NTIA has released the first part of its 3-part report (CD March 3 p8) describing the methodology, test system and procedures developed to characterize UWB emissions and measure susceptibility of C-band satellite digital TV receivers. It said the other 2 reports would assess the interference potential for gated Gaussian noise bursts and modern UWB systems. One FCC official has said that while the Commission would “naturally” look at whether there were any adjustments to UWB as it moved forward, it was “premature to say” how the NTIA study would affect the FCC examination of UWB rules. The officials has said there’s already “considerable amount of information in the record on which to base the decision.”
The MBOA-SIG petition filed in Aug. asked the Commission to waive Part 15 of the Commission’s rules regarding UWB systems that employ multiband orthogonal frequency division multiplex (MB-OFDM) modulation techniques. MBOA-SIG asked that the average emission levels from UWB MB-OFDM transmitters -- sequenced between 3 frequency bands “according to one of 4 deterministic and fixed hopping patterns” -- be measured under normal operating conditions instead of with the band sequencing stopped. The NTIA’s ITS testing program is aimed at evaluating the risk of interference from UWB, including the type of system proposed by the MBOA-SIG.
MBOA-SIG representatives from Texas Instruments, Intel and Staccato Communications emphasized during their ex parte meeting with FCC officials that “real world tests have demonstrated that MB-OFDM causes no more interference to licensed services than other UWB platforms already approved by the FCC.” They said the FCC should let the market decide the best UWB technology.

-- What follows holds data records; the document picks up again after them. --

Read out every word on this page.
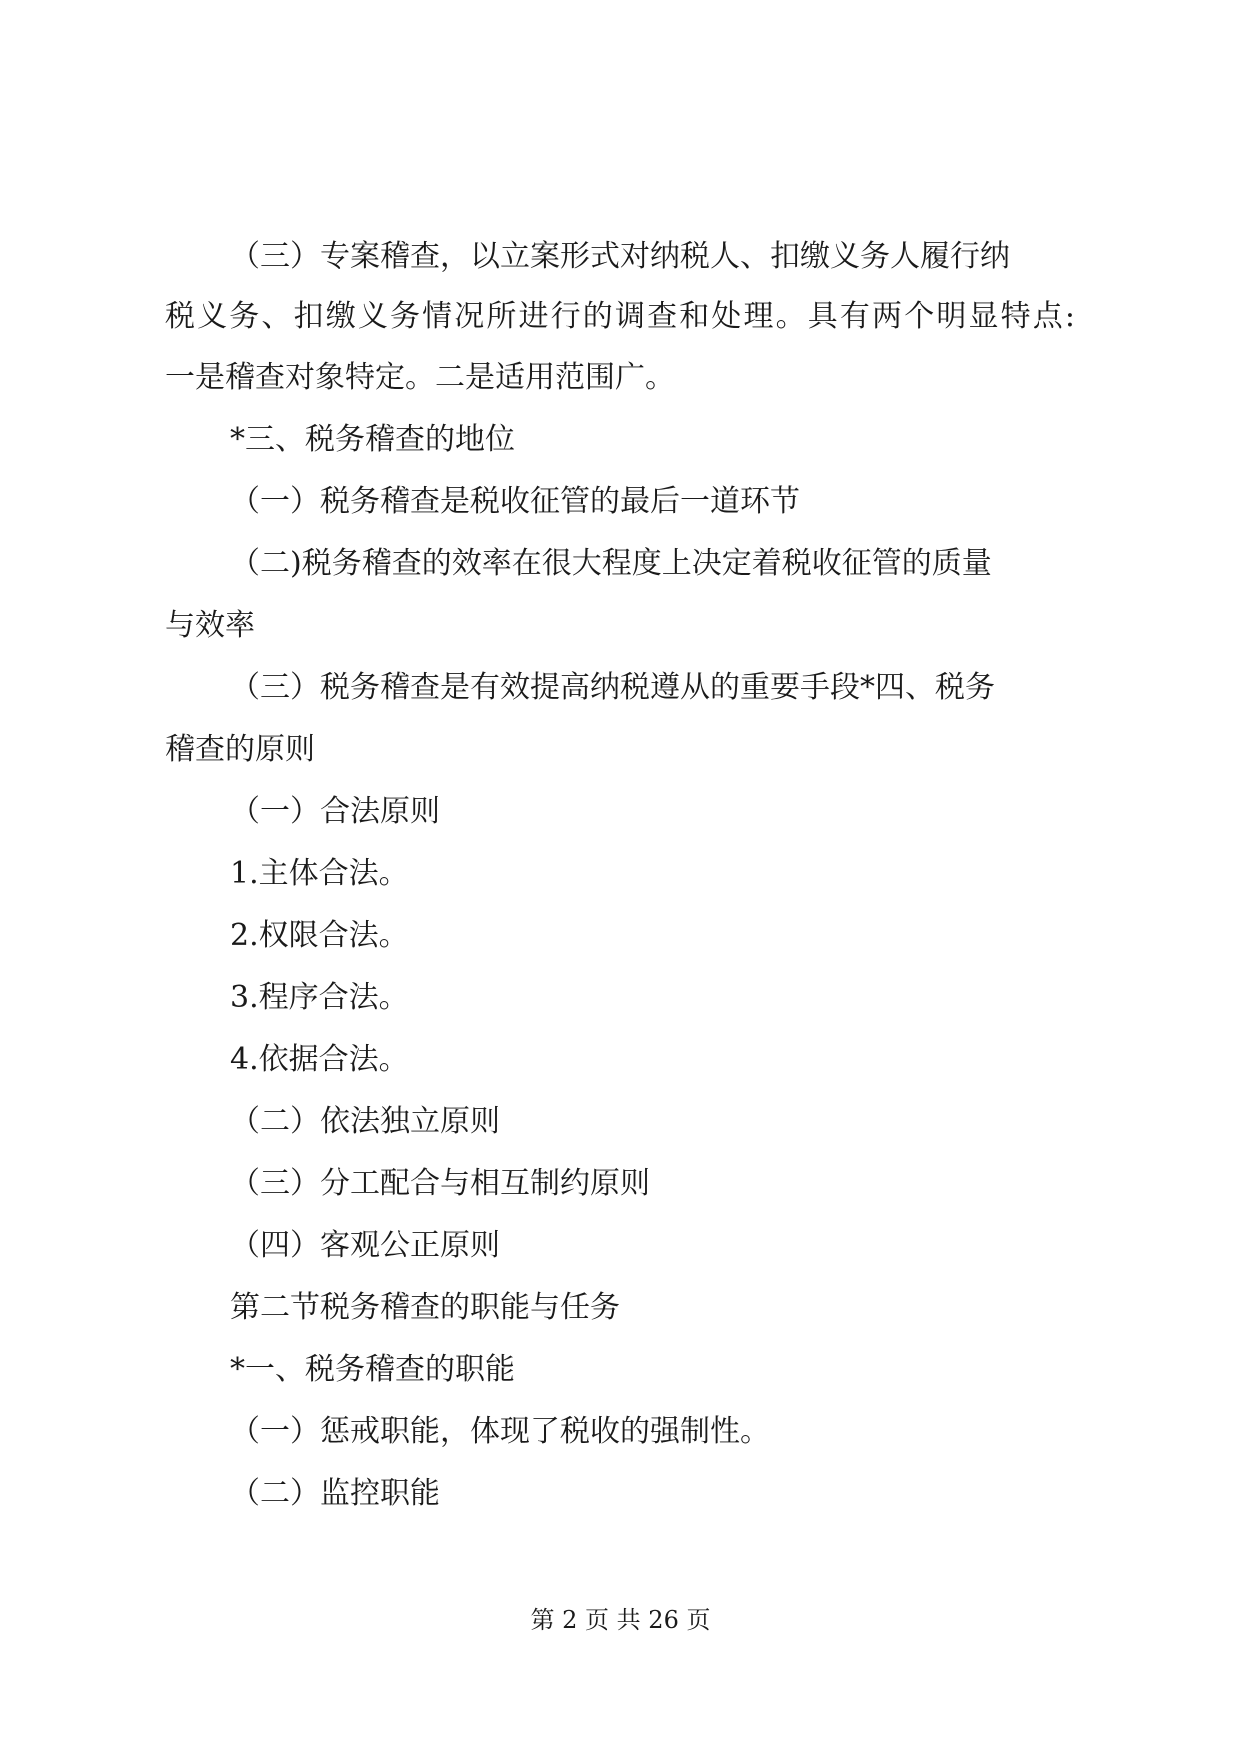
（三）专案稽查，以立案形式对纳税人、扣缴义务人履行纳
税义务、扣缴义务情况所进行的调查和处理。具有两个明显特点:
一是稽查对象特定。二是适用范围广。
*三、税务稽查的地位
（一）税务稽查是税收征管的最后一道环节
（二)税务稽查的效率在很大程度上决定着税收征管的质量
与效率
（三）税务稽查是有效提高纳税遵从的重要手段*四、税务
稽查的原则
（一）合法原则
1.主体合法。
2.权限合法。
3.程序合法。
4.依据合法。
（二）依法独立原则
（三）分工配合与相互制约原则
（四）客观公正原则
第二节税务稽查的职能与任务
*一、税务稽查的职能
（一）惩戒职能，体现了税收的强制性。
（二）监控职能
第 2 页 共 26 页
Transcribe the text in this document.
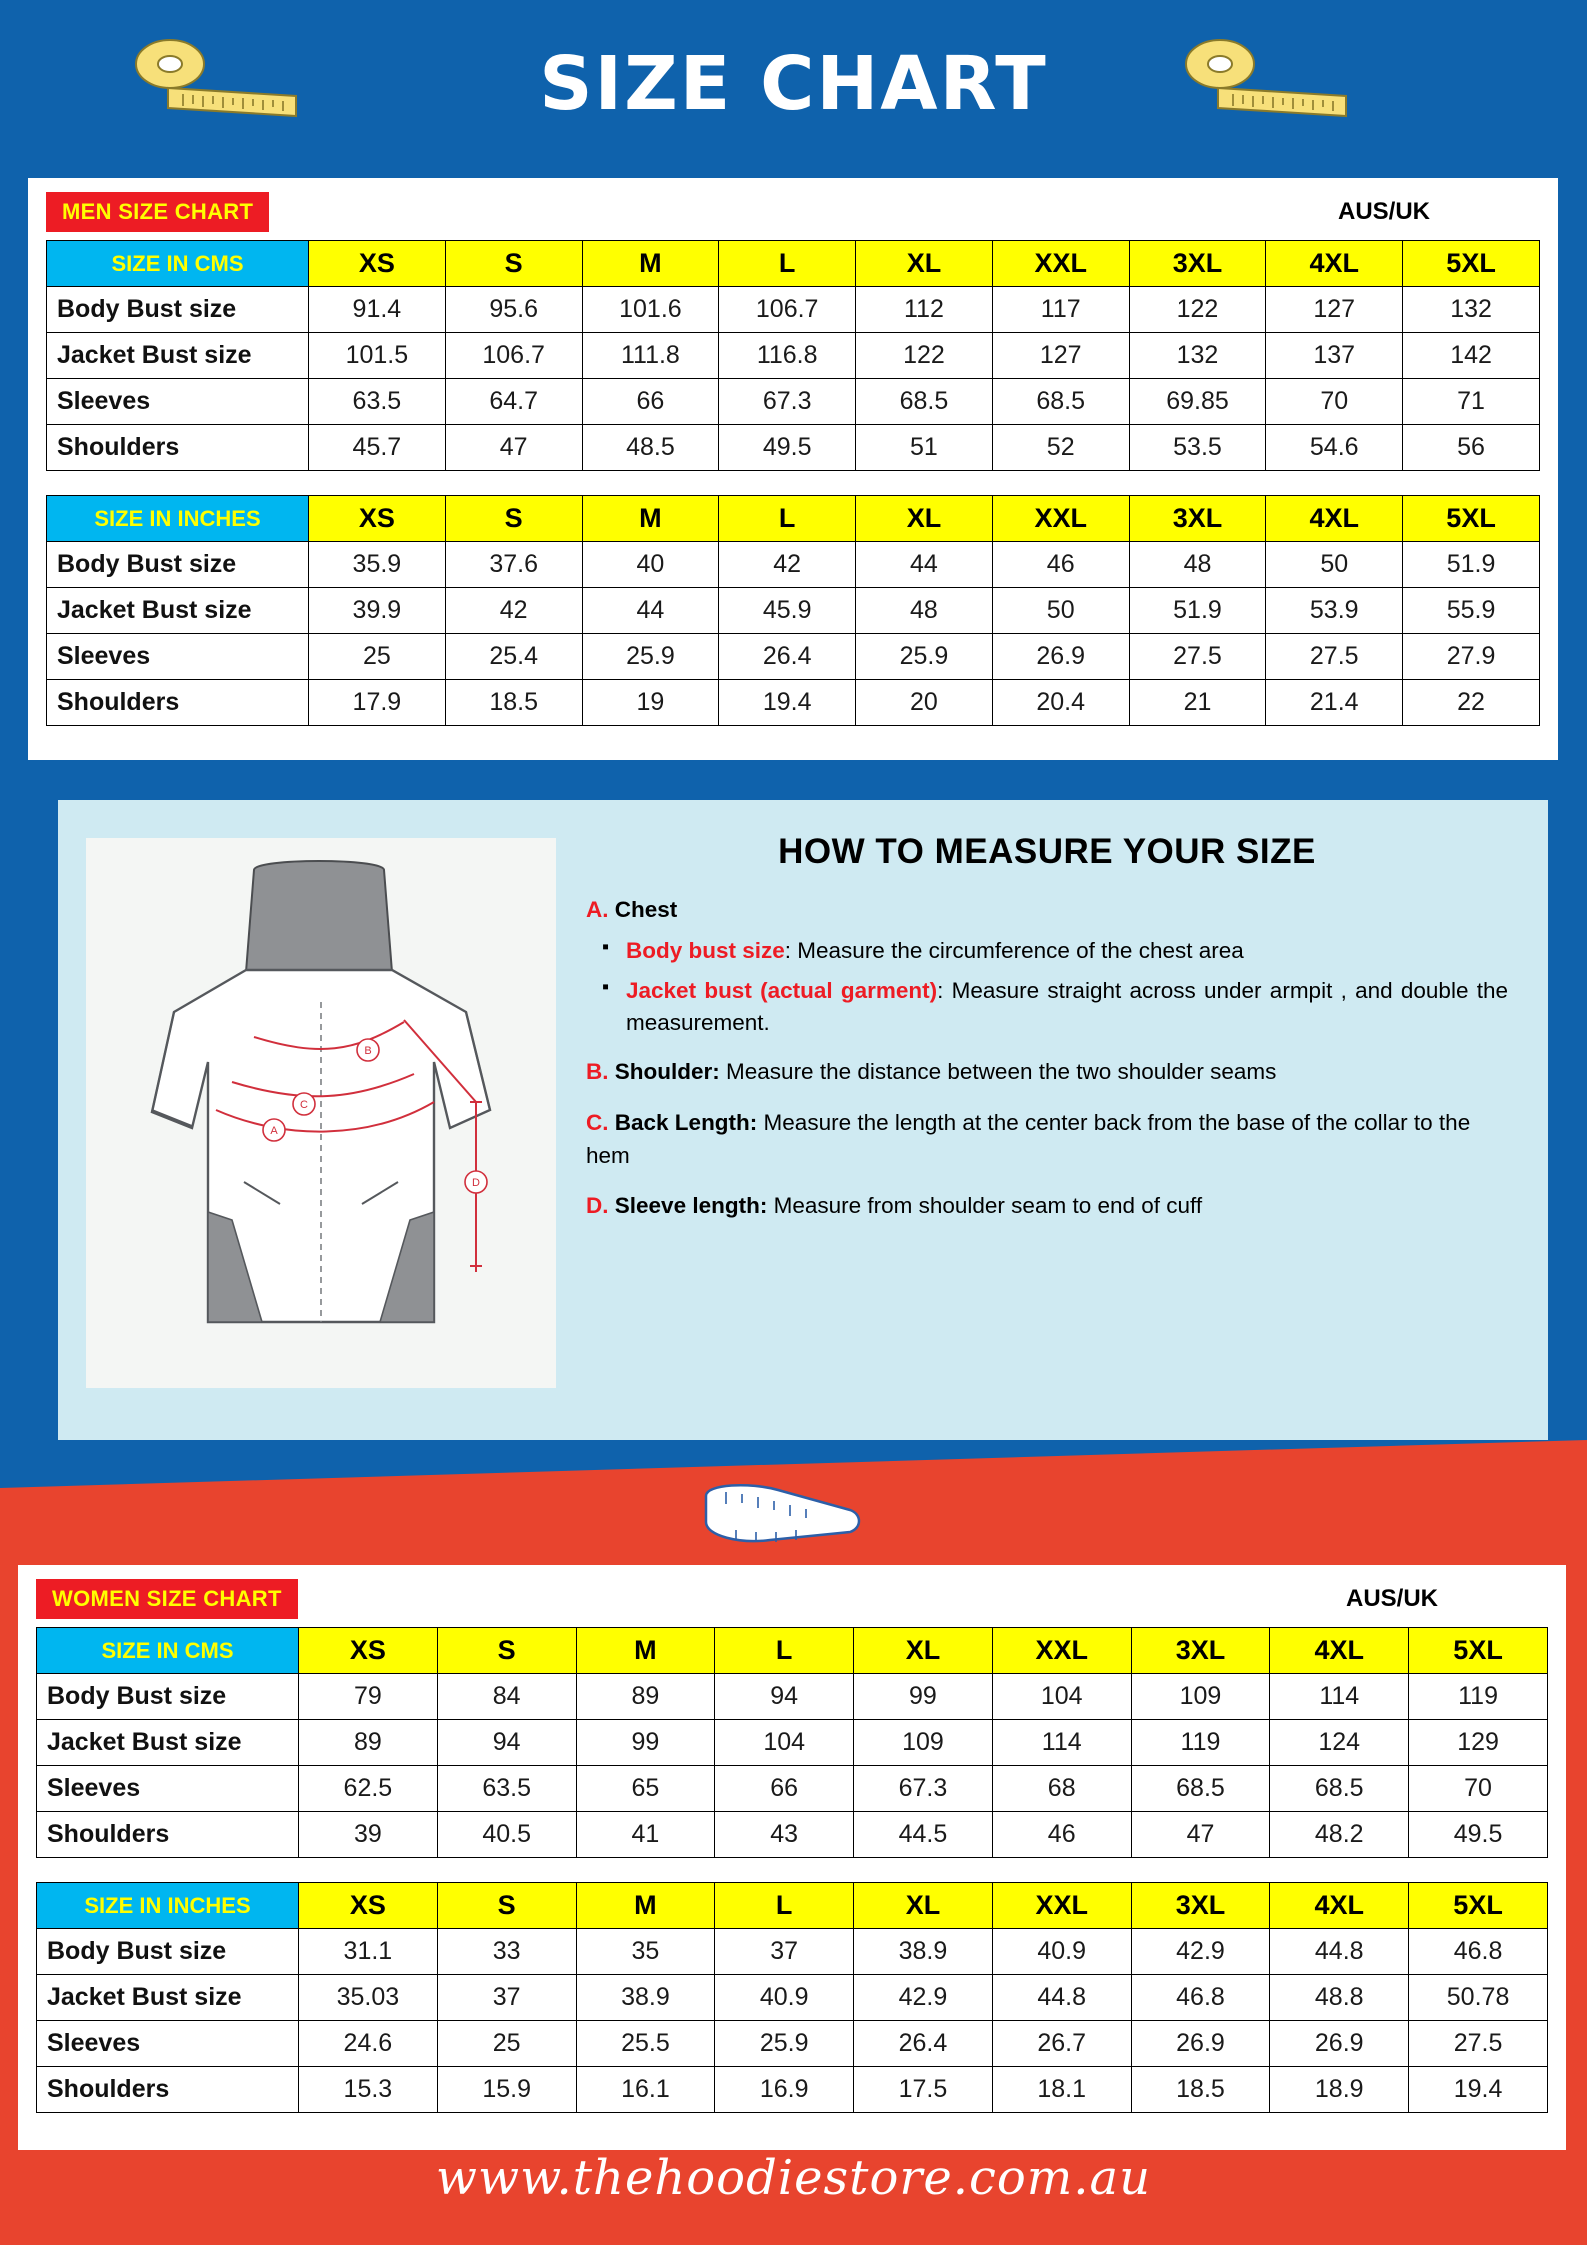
SIZE CHART
MEN SIZE CHART	AUS/UK
SIZE IN CMS	XS	S	M	L	XL	XXL	3XL	4XL	5XL
Body Bust size	91.4	95.6	101.6	106.7	112	117	122	127	132
Jacket Bust size	101.5	106.7	111.8	116.8	122	127	132	137	142
Sleeves	63.5	64.7	66	67.3	68.5	68.5	69.85	70	71
Shoulders	45.7	47	48.5	49.5	51	52	53.5	54.6	56

SIZE IN INCHES	XS	S	M	L	XL	XXL	3XL	4XL	5XL
Body Bust size	35.9	37.6	40	42	44	46	48	50	51.9
Jacket Bust size	39.9	42	44	45.9	48	50	51.9	53.9	55.9
Sleeves	25	25.4	25.9	26.4	25.9	26.9	27.5	27.5	27.9
Shoulders	17.9	18.5	19	19.4	20	20.4	21	21.4	22
B
C
A
D
HOW TO MEASURE YOUR SIZE
A. Chest
▪ Body bust size: Measure the circumference of the chest area
▪ Jacket bust (actual garment): Measure straight across under armpit , and double the measurement.
B. Shoulder: Measure the distance between the two shoulder seams
C. Back Length: Measure the length at the center back from the base of the collar to the hem
D. Sleeve length: Measure from shoulder seam to end of cuff
WOMEN SIZE CHART	AUS/UK
SIZE IN CMS	XS	S	M	L	XL	XXL	3XL	4XL	5XL
Body Bust size	79	84	89	94	99	104	109	114	119
Jacket Bust size	89	94	99	104	109	114	119	124	129
Sleeves	62.5	63.5	65	66	67.3	68	68.5	68.5	70
Shoulders	39	40.5	41	43	44.5	46	47	48.2	49.5

SIZE IN INCHES	XS	S	M	L	XL	XXL	3XL	4XL	5XL
Body Bust size	31.1	33	35	37	38.9	40.9	42.9	44.8	46.8
Jacket Bust size	35.03	37	38.9	40.9	42.9	44.8	46.8	48.8	50.78
Sleeves	24.6	25	25.5	25.9	26.4	26.7	26.9	26.9	27.5
Shoulders	15.3	15.9	16.1	16.9	17.5	18.1	18.5	18.9	19.4
www.thehoodiestore.com.au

The agency is expected to grant the waiver request this Thurs., according to FCC sources. “There hasn’t been a lot of discussion” of the UWB item on the 8th floor, one source said: “Nobody raised any concerns” about granting the petition. Another agency source said the waiver decision would apply not only to MBOA-SIG but to any similarly situated parties. “We are going to do that in a context of the waiver, but the waiver isn’t necessarily restricted only to the filing party and everybody who is similarly situated could take advantage of it as well,” the source said. He said the agency was “still figuring out how to write a rule provision on the measurement techniques. We are going to look overall at our measurement issues presented by UWB technology, but in the interim, we are looking at the type of technology presented by MBOA-SIG.”